Abuso contra migrantes: a Fernando lo detuvo un policía de tránsito en EU; en 24 horas lo deportaron
Fernando se dirigía a su casa en Phoenix, Arizona, cuando un policía de tránsito le pidió parar. La calle por la que conducía marcaba como velocidad máxima 45 kilómetros por hora y él iba a 30. Por eso pensó que no habría mayor problema, hasta que el oficial le ordenó bajar del vehículo. “Usted va a ser detenido”, le advirtió.
El joven de 27 años, originario de Tabasco, no opuso resistencia. Solo pidió que le dejaran comunicarse con su esposa, quien de inmediato acudió a la oficina de la policía y pagó 750 dólares de fianza para que lo dejaran salir. Le dijeron que era cuestión de esperar unas horas.
Pero no fue así. Los agentes de tránsito condujeron a Fernando a una celda y al poco rato llegaron hasta ahí agentes del Servicio de Control de Inmigración y Aduanas (ICE, por sus siglas en inglés). “¿Me van a detener?”, les preguntó. “¿Me van a deportar?”, insistió. Solo le respondieron que guardara silencio.
Lo que parecía un trámite simple de tránsito, se convirtió en el inicio de su proceso de deportación y el fin de un proyecto de vida que había iniciado tres años antes cuando llegó a Estados Unidos. Lo detuvieron el sábado 31 de enero y en menos de 24 horas ya estaba en Nogales, Sonora, lejos de su hijo de un año y de su esposa.
Fernando, quien vivió en Estados Unidos tres años y trabajaba como jardinero, fue detenido el sábado 31 de enero.
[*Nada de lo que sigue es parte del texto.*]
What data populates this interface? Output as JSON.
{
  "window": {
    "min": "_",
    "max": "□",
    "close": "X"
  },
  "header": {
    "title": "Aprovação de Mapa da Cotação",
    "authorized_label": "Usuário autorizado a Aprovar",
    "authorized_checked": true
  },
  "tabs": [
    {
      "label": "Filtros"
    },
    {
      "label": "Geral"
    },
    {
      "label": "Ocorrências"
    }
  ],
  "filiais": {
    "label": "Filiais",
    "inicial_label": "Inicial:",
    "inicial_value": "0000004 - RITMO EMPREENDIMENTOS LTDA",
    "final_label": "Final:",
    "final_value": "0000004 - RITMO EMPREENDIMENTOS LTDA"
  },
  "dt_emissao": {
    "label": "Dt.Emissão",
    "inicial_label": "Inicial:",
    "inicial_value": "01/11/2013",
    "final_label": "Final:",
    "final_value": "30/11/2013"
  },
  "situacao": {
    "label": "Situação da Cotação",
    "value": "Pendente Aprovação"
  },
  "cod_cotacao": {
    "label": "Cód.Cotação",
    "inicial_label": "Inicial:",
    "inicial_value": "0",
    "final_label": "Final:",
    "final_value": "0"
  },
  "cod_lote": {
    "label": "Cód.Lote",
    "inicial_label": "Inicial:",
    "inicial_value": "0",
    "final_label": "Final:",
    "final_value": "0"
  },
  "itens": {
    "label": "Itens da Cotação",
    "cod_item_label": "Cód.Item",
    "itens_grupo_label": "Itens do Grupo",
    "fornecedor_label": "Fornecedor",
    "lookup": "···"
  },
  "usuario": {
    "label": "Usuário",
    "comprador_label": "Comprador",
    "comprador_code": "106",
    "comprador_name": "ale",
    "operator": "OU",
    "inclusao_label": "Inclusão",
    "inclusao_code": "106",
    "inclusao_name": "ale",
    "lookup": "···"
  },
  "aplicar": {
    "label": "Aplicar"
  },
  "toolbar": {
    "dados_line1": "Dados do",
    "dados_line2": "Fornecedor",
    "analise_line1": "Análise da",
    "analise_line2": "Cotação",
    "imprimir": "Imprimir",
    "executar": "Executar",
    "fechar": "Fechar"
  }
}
La deportación de Fernando es solo un ejemplo del saldo de miles de historias rotas que la estrategia antiimigrante de Donald Trump sigue dejando. Según cifras del Instituto Nacional de Migración, el año pasado 160 mil 192 mexicanas y mexicanos fueron devueltos a nuestro país, aunque la cifra podría ser mayor.
En el caso de Fernando, quien trabajaba como jardinero en Phoenix, su esposa decidió regresar voluntariamente con su hijo, sin entregarse a ninguna autoridad. Era un pacto que tenían como familia: si a ella la hubieran detenido y deportado, él también se hubiera regresado para poder seguir juntos.
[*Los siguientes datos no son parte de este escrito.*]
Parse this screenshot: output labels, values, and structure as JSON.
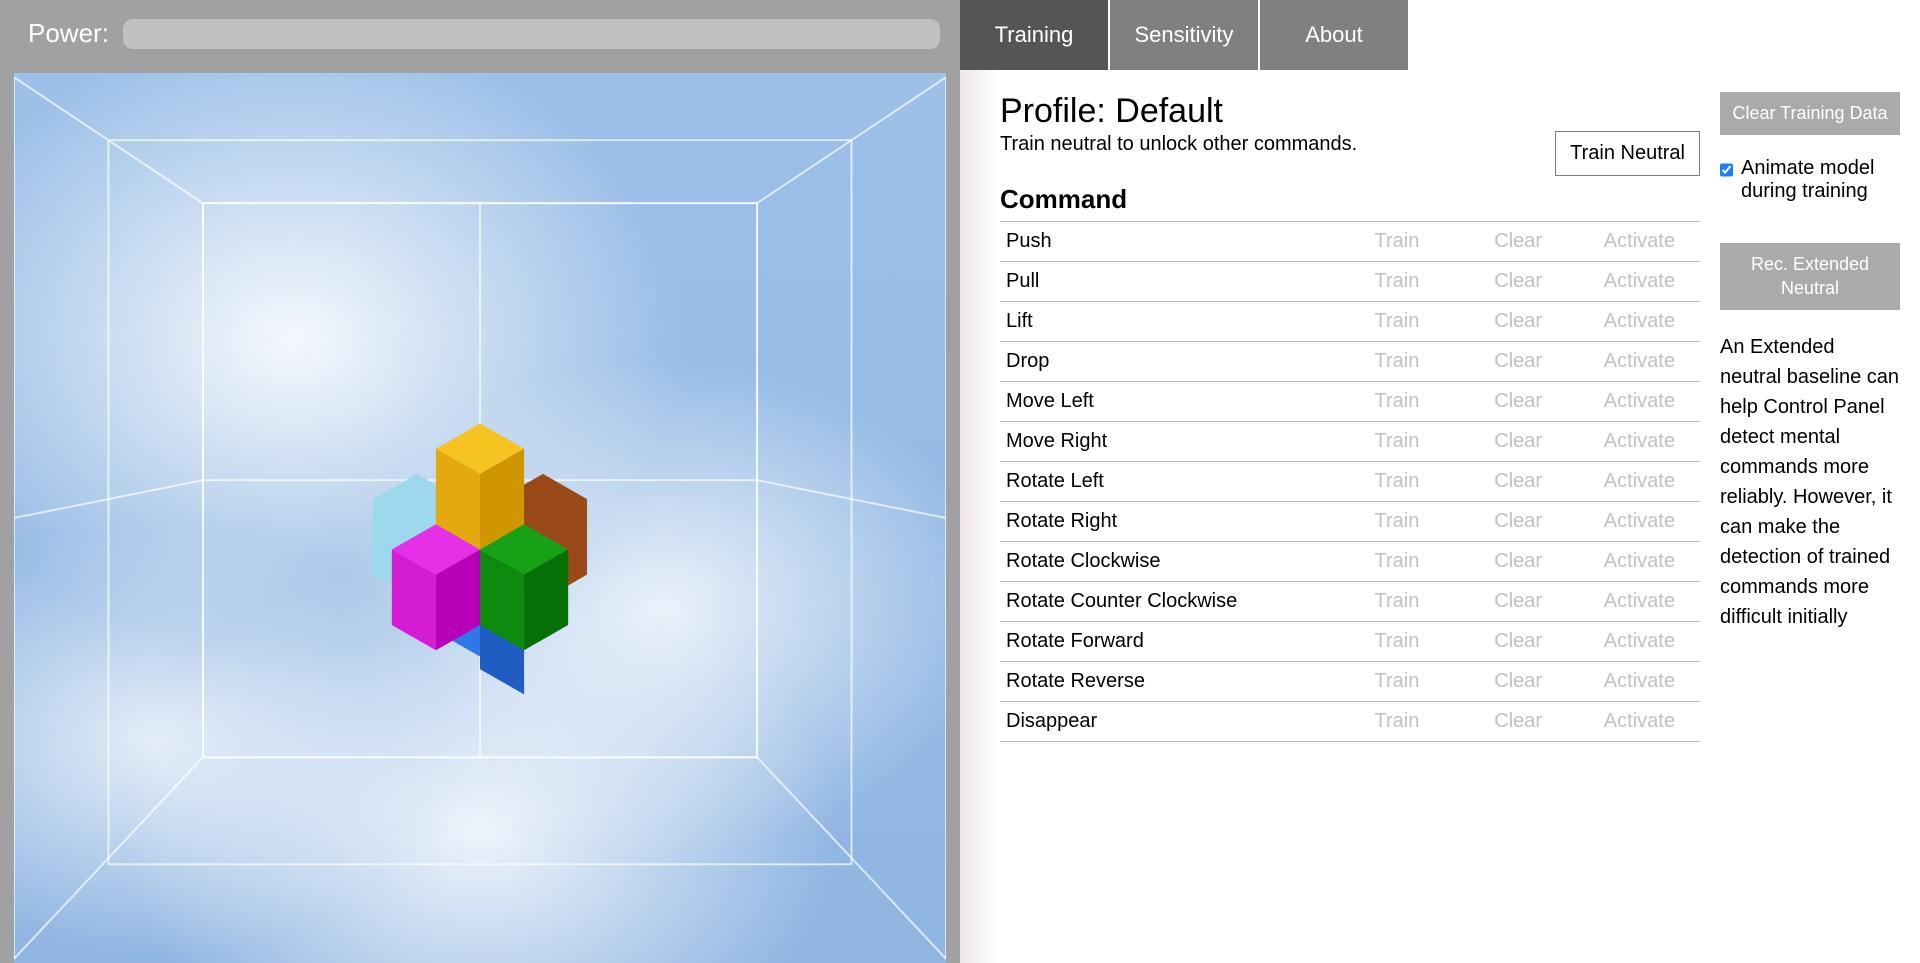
{
  "power": {
    "label": "Power:"
  },
  "tabs": [
    {
      "label": "Training",
      "active": true
    },
    {
      "label": "Sensitivity",
      "active": false
    },
    {
      "label": "About",
      "active": false
    }
  ],
  "profile": {
    "title": "Profile: Default",
    "subtitle": "Train neutral to unlock other commands.",
    "train_neutral": "Train Neutral"
  },
  "command_header": "Command",
  "action_labels": {
    "train": "Train",
    "clear": "Clear",
    "activate": "Activate"
  },
  "commands": [
    {
      "name": "Push"
    },
    {
      "name": "Pull"
    },
    {
      "name": "Lift"
    },
    {
      "name": "Drop"
    },
    {
      "name": "Move Left"
    },
    {
      "name": "Move Right"
    },
    {
      "name": "Rotate Left"
    },
    {
      "name": "Rotate Right"
    },
    {
      "name": "Rotate Clockwise"
    },
    {
      "name": "Rotate Counter Clockwise"
    },
    {
      "name": "Rotate Forward"
    },
    {
      "name": "Rotate Reverse"
    },
    {
      "name": "Disappear"
    }
  ],
  "side": {
    "clear_training": "Clear Training Data",
    "animate_label": "Animate model during training",
    "animate_checked": true,
    "rec_extended": "Rec. Extended Neutral",
    "extended_desc": "An Extended neutral baseline can help Control Panel detect mental commands more reliably. However, it can make the detection of trained commands more difficult initially"
  },
  "cube_colors": {
    "yellow_top": "#f6c421",
    "yellow_left": "#e3a90f",
    "yellow_right": "#d09600",
    "magenta_top": "#e72fe7",
    "magenta_left": "#d41cd4",
    "magenta_right": "#b800b8",
    "green_top": "#17a117",
    "green_left": "#0e8a0e",
    "green_right": "#067006",
    "lightblue": "#9ed8ed",
    "brown": "#9a4a18",
    "blue_top": "#2f77e6",
    "blue_right": "#1f5dc2"
  }
}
“Nos detienen a nosotros que somos familia, gente trabajadora que no la debemos. No es justo lo que andan haciendo, la mera verdad”, dice Fernando, quien pidió proteger su identidad. Al momento de la entrevista con Animal Político, aún estaba a la espera de la llegada de su esposa en un refugio de la “Iniciativa Kino para la Frontera”, una organización que apoya a personas deportadas por Estados Unidos.
Su caso también refleja las irregularidades en las que incurren constantemente los agentes del ICE al llevar a cabo detenciones sin ningún motivo legal. “No me dedicaba a ninguna banda, cero delitos, nada; mi récord estaba limpio”, asegura Fernando, quien en algún momento confió en que sus antecedentes no penales le ayudarían a que lo liberaran pronto.
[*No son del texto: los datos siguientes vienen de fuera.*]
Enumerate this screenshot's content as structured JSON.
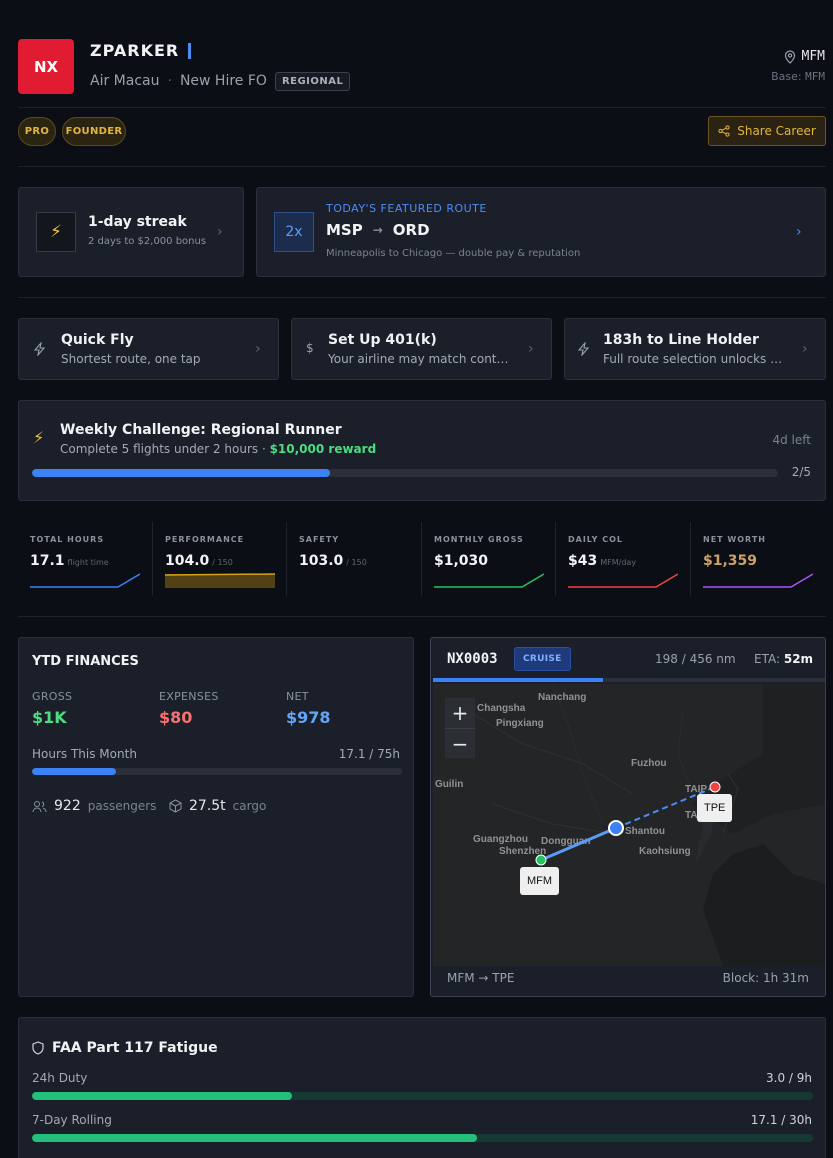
{
  "header": {
    "logo_text": "NX",
    "pilot_name": "ZPARKER",
    "airline": "Air Macau",
    "rank": "New Hire FO",
    "class_tag": "REGIONAL",
    "location": "MFM",
    "base_label": "Base:",
    "base_value": "MFM",
    "badges": [
      "PRO",
      "FOUNDER"
    ],
    "share_label": "Share Career"
  },
  "streak": {
    "icon": "bolt-icon",
    "title": "1-day streak",
    "subtitle": "2 days to $2,000 bonus"
  },
  "featured": {
    "multiplier": "2x",
    "eyebrow": "TODAY'S FEATURED ROUTE",
    "from": "MSP",
    "arrow": "→",
    "to": "ORD",
    "description": "Minneapolis to Chicago — double pay & reputation"
  },
  "quick_cards": [
    {
      "icon": "bolt-outline-icon",
      "title": "Quick Fly",
      "subtitle": "Shortest route, one tap"
    },
    {
      "icon": "dollar-icon",
      "title": "Set Up 401(k)",
      "subtitle": "Your airline may match contri..."
    },
    {
      "icon": "bolt-outline-icon",
      "title": "183h to Line Holder",
      "subtitle": "Full route selection unlocks a..."
    }
  ],
  "weekly_challenge": {
    "title": "Weekly Challenge: Regional Runner",
    "subtitle": "Complete 5 flights under 2 hours · ",
    "reward": "$10,000 reward",
    "time_left": "4d left",
    "progress_text": "2/5",
    "progress": 0.4
  },
  "stats": [
    {
      "label": "TOTAL HOURS",
      "value": "17.1",
      "suffix": "flight time",
      "color": "#3b82f6"
    },
    {
      "label": "PERFORMANCE",
      "value": "104.0",
      "suffix": "/ 150",
      "color": "#d4a017"
    },
    {
      "label": "SAFETY",
      "value": "103.0",
      "suffix": "/ 150",
      "color": "#6b7280"
    },
    {
      "label": "MONTHLY GROSS",
      "value": "$1,030",
      "suffix": "",
      "color": "#22c55e"
    },
    {
      "label": "DAILY COL",
      "value": "$43",
      "suffix": "MFM/day",
      "color": "#ef4444"
    },
    {
      "label": "NET WORTH",
      "value": "$1,359",
      "suffix": "",
      "color": "#a855f7",
      "value_color": "#c9a26b"
    }
  ],
  "finances": {
    "title": "YTD FINANCES",
    "gross_label": "GROSS",
    "gross_value": "$1K",
    "gross_color": "#4ade80",
    "expenses_label": "EXPENSES",
    "expenses_value": "$80",
    "expenses_color": "#f87171",
    "net_label": "NET",
    "net_value": "$978",
    "net_color": "#60a5fa",
    "hours_label": "Hours This Month",
    "hours_value": "17.1 / 75h",
    "hours_progress": 0.228,
    "passengers_value": "922",
    "passengers_label": "passengers",
    "cargo_value": "27.5t",
    "cargo_label": "cargo"
  },
  "flight": {
    "number": "NX0003",
    "phase": "CRUISE",
    "distance": "198 / 456 nm",
    "eta_label": "ETA:",
    "eta_value": "52m",
    "progress": 0.434,
    "route": "MFM → TPE",
    "block": "Block: 1h 31m",
    "origin": "MFM",
    "destination": "TPE",
    "zoom_in": "+",
    "zoom_out": "−",
    "map_labels": [
      "Nanchang",
      "Changsha",
      "Pingxiang",
      "Fuzhou",
      "Guilin",
      "Guangzhou",
      "Dongguan",
      "Shenzhen",
      "Shantou",
      "Kaohsiung",
      "TAIP",
      "TA"
    ]
  },
  "fatigue": {
    "title": "FAA Part 117 Fatigue",
    "rows": [
      {
        "label": "24h Duty",
        "value": "3.0 / 9h",
        "progress": 0.333
      },
      {
        "label": "7-Day Rolling",
        "value": "17.1 / 30h",
        "progress": 0.57
      }
    ]
  }
}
Pese a su deportación, dice sentirse tranquilo. “Doy gracias a Dios que estoy bien, porque muchas personas no regresan bien, regresan heridas”, reflexiona Fernando, quien piensa que tuvo suerte debido a que no se resistió al momento de ser detenido.
Salir ileso de un acto con agentes de ICE involucrados no es cosa menor hoy en día. Una investigación de The Guardian documentó que 2025 fue el año más letal del Servicio de Control de Inmigración y Aduanas: 32 personas fallecieron bajo su custodia. Además, los estadounidenses Alex Pretti, enfermero y activista, y la poeta Renee Good, también fueron asesinados a manos de elementos de esta institución durante sus operativos en Minneapolis.